Sunday, August 8, 2010

I've been away an awful lot

As a result of being away so much I have been neglecting my poor blog. I went down to Medford for my uncle Jim's wedding and then I went back the next weekend for my cousin Carla's visit. Jim was something of a woman hater so it was a shock that he fell in love and wanted to be married again... I couldn't miss that, could I? Carla hasn't been here since August 2002 and had never met my kids, and in the time since I saw her last she has been married and pregnant, now she has a husband, 2 step daughters and a baby girl I was dying to meet so I HAD to go back again.

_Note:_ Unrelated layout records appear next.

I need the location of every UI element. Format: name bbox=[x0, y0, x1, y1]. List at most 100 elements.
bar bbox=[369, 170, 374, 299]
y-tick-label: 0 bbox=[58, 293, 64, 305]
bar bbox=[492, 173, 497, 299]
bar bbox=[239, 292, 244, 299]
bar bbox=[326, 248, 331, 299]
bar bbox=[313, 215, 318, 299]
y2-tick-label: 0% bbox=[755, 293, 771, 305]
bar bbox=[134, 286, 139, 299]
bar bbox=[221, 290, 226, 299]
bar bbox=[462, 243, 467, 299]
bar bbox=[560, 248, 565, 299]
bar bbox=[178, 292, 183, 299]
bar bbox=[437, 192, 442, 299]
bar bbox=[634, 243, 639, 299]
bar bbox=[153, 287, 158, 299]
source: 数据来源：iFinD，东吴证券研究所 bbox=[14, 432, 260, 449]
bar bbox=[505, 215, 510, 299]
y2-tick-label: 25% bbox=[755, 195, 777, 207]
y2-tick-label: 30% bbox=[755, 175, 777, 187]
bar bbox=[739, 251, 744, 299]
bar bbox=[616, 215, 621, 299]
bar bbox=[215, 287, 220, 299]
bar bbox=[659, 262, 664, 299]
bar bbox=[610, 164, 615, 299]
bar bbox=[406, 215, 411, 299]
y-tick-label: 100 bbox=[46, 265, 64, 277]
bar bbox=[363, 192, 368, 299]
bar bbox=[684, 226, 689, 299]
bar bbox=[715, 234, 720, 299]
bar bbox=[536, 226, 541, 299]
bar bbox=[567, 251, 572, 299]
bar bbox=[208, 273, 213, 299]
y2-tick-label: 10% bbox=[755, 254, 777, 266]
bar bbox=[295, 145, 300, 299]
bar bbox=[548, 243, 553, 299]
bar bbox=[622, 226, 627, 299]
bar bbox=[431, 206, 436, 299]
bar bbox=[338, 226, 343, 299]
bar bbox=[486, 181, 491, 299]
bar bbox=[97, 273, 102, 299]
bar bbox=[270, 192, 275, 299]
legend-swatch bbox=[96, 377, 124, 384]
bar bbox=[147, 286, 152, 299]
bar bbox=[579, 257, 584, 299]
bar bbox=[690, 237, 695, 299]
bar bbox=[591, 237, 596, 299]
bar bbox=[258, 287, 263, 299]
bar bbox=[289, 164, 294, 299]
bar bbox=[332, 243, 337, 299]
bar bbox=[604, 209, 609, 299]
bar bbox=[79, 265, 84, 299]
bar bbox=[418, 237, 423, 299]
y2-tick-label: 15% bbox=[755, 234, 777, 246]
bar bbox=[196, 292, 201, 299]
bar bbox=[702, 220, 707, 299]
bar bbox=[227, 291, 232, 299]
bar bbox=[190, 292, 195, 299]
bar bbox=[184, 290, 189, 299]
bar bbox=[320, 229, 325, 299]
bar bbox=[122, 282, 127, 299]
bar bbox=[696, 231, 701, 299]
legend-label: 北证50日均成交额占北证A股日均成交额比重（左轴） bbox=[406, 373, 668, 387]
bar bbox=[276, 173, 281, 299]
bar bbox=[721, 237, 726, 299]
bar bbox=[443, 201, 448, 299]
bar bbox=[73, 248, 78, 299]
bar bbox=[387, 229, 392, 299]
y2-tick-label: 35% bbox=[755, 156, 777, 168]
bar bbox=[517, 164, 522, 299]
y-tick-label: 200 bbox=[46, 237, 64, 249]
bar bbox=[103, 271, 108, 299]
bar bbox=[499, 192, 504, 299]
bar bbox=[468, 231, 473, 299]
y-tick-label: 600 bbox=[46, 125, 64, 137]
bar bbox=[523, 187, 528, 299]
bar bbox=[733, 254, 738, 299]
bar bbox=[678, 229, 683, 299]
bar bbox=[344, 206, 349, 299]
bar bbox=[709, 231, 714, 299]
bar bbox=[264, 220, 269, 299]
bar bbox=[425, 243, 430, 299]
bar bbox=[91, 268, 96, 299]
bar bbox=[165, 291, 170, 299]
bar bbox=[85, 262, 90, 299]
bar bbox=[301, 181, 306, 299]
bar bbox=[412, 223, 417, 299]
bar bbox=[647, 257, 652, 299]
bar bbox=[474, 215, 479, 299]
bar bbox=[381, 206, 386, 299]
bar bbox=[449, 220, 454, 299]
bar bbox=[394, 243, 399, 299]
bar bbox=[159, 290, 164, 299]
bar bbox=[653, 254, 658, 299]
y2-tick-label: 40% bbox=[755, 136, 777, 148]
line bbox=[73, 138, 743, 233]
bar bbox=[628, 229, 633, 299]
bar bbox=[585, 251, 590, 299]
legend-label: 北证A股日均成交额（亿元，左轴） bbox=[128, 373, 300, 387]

Of course, I couldn't drop in and go so I stayed a whole week. It was wonderful and tiring and I loved it.
I barely seem to find the time to get online anymore and I really should since it's an integral part of my crochet business. Getting THAT off the ground has been proving harder than I thought. Sigh. I'll persevere and who knows, maybe something good will happen.
While I was away for the week, Mike hired his nieces to clean the house before I got home. It was AWESOME!! He found a tall shelf for the towels in the bathroom and a nightstand for my side of the bed (both of which are things I've been trying to get for a while) so I was really pleased to come home. Guys who might possibly be reading my blog- this is a GREAT surprise gift. Keep it in mind, file it away in your mental records under Things I Can Do To Gain Points.
All of this business seems to involve other people. That doesn't seem like a bad thing, but I have hermitous tendencies and living so far away from family and not having many friends allows me to revert a bit. I get nervous. As a result, I talk about myself in glowing terms for a greatly extended period of time. I irritate the crap out of myself but I can't seem to stop. It's horrible. I can only hope that the people who already know me well understand what's going on and forgive me, and that the people I have only recently met or have budding friendships with will tolerate me til I am comfortable enough to quit being a jackass.